“It’s a testament to how we can be there for each other in these times of grief,” Ohio native and famous performer John Legend told a crowd at Blind Bob’s Bar on Sunday night in Dayton after singing “Bridge Over Troubled Water”.
Legend sang the song to the gathering of victims’ families and community workers
at the bar a week after a gunman killed nine people and injured dozens in the early morning hours of August 4. The bar was in Dayton’s historic Oregon District, the area where the mass shooting took place.
But Legend wasn’t just there to sing. He also came to lend his star power to the fight against the National Rifle Association’s (NRA) considerable power and influence in the U.S as well as the shootings – what he called “preventable traumas”.
“My direct message to legislators, to the president, to all of them, is the NRA doesn’t represent America,” Legend said in a news conference with Dayton, Ohio Mayor Nan Whaley (D). “How many more people have to be killed for us to realize that this isn’t working?

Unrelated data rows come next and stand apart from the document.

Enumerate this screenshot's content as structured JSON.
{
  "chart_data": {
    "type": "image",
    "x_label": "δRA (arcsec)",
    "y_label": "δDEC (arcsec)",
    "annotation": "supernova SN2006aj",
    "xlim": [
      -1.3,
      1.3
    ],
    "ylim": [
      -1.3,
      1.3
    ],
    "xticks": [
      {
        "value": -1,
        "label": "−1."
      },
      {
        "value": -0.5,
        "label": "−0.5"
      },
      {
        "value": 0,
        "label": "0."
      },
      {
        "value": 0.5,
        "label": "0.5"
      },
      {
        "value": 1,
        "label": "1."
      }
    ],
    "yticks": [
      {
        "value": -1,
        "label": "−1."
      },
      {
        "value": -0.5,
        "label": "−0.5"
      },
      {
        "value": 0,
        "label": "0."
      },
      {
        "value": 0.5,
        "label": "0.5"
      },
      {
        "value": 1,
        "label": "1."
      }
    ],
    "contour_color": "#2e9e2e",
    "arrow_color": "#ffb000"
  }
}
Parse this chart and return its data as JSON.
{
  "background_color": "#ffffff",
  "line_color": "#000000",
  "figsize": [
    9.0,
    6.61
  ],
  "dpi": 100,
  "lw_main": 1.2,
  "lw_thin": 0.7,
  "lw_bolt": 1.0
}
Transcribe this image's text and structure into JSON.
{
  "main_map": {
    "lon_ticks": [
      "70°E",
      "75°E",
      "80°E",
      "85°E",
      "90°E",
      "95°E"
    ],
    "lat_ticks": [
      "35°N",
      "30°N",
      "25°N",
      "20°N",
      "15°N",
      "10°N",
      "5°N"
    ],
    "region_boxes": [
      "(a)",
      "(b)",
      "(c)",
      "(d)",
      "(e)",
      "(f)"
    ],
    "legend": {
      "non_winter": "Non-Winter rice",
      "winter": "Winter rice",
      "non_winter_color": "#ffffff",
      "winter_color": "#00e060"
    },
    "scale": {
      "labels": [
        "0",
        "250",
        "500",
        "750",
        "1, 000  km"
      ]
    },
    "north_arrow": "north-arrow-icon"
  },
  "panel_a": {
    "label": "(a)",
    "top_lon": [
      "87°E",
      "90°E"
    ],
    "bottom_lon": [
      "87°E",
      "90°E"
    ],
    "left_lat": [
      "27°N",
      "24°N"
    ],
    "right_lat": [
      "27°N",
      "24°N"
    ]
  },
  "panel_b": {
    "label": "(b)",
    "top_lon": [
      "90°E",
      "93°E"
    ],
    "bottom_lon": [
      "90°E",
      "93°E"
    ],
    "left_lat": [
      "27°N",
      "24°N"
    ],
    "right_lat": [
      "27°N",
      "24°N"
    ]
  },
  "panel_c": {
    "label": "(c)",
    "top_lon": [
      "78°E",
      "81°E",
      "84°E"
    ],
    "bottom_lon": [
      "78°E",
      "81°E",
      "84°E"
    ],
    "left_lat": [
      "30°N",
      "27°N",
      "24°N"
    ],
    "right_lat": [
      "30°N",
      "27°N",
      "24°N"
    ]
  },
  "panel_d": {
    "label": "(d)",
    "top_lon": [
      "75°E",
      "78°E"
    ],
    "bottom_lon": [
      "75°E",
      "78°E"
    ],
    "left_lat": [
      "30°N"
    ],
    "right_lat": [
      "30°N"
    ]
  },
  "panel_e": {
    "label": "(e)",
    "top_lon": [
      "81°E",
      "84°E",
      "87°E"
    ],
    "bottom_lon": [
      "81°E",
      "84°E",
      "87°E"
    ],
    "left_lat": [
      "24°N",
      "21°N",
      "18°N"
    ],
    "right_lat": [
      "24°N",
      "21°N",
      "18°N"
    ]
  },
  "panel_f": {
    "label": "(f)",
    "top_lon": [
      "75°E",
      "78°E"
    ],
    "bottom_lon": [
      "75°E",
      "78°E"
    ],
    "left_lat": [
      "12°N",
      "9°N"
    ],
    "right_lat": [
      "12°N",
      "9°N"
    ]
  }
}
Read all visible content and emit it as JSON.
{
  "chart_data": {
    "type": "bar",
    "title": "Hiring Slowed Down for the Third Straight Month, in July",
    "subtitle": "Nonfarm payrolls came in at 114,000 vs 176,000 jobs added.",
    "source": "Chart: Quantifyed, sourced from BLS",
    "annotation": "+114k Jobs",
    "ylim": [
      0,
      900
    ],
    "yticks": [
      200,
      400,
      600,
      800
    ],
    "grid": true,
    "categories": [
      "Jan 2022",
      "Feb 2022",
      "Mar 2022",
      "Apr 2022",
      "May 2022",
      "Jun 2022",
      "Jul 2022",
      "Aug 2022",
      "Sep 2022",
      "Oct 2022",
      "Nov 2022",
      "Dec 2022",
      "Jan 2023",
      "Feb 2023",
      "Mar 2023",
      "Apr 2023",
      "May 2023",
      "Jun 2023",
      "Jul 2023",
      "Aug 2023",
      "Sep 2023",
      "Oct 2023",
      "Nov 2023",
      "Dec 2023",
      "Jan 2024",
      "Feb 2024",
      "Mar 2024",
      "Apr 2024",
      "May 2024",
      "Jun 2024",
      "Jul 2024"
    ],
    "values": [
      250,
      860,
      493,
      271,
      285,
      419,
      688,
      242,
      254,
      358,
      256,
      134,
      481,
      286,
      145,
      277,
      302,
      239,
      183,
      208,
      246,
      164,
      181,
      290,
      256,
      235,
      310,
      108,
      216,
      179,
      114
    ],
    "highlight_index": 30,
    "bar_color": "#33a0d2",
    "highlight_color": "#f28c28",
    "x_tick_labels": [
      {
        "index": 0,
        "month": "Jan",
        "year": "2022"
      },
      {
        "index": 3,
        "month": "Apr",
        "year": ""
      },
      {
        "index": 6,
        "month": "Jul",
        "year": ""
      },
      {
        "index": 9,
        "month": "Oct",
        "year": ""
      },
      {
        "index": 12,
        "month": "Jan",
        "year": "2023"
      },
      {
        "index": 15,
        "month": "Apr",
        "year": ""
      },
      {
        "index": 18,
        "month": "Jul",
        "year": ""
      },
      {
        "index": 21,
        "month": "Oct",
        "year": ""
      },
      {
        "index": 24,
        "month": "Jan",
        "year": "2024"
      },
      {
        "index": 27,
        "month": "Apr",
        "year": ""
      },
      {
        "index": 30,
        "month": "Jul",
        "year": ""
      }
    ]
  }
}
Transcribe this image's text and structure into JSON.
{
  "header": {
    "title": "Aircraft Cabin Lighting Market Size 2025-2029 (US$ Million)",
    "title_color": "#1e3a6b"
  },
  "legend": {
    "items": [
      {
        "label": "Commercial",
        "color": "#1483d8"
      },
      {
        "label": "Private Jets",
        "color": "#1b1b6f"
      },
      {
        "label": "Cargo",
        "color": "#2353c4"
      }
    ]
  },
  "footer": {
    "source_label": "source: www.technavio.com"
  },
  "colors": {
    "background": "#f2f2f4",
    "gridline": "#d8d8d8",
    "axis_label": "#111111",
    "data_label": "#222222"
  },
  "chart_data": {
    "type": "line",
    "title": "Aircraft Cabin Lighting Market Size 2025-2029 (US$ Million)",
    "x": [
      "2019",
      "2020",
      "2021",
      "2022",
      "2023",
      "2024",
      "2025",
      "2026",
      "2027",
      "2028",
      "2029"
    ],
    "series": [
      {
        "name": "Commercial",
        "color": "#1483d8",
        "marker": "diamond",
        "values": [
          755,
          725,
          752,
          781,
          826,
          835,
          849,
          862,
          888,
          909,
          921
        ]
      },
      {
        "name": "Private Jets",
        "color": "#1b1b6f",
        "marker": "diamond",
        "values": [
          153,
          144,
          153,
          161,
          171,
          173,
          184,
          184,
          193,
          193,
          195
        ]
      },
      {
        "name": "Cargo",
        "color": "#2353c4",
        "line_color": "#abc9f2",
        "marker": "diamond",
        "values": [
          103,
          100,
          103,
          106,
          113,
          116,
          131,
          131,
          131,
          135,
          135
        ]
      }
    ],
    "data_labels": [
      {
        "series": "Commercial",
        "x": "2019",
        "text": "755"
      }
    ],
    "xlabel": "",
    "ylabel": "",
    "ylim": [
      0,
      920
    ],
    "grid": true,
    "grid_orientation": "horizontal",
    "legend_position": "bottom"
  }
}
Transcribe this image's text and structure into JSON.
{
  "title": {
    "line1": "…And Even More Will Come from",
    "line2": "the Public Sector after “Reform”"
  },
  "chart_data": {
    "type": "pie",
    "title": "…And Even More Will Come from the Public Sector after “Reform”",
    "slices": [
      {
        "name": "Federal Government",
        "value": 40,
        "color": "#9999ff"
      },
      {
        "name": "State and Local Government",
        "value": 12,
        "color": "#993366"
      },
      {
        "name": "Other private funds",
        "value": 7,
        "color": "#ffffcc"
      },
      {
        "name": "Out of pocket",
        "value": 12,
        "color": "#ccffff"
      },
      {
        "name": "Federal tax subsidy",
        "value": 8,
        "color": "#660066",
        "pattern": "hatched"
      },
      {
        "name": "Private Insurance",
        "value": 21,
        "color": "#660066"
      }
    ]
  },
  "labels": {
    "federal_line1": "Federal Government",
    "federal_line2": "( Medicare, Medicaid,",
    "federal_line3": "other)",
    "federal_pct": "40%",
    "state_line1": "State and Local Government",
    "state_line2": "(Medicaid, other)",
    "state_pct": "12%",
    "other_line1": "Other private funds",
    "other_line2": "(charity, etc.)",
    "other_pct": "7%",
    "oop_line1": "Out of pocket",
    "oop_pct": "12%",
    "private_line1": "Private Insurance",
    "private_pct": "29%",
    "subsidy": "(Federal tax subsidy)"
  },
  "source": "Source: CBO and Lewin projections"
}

If you claim to represent the interests of the American people, then you need to be doing your job in a way that makes everyone safer.”
The president has claimed that he could get enough Republicans together to support legislation strengthening background checks (despite the Republican-controlled Senate’s refusal to vote on a similar House measure before). The president also thinks that he can control the NRA and convince them to also drop their opposition to enhanced background checks.
“We have to be able to live without the fear of being shot … We don’t have to live like this,” Legend said at the news conference in Dayton. “We’ve heard politicians send their thoughts and prayers while failing to act. We’re done with that.”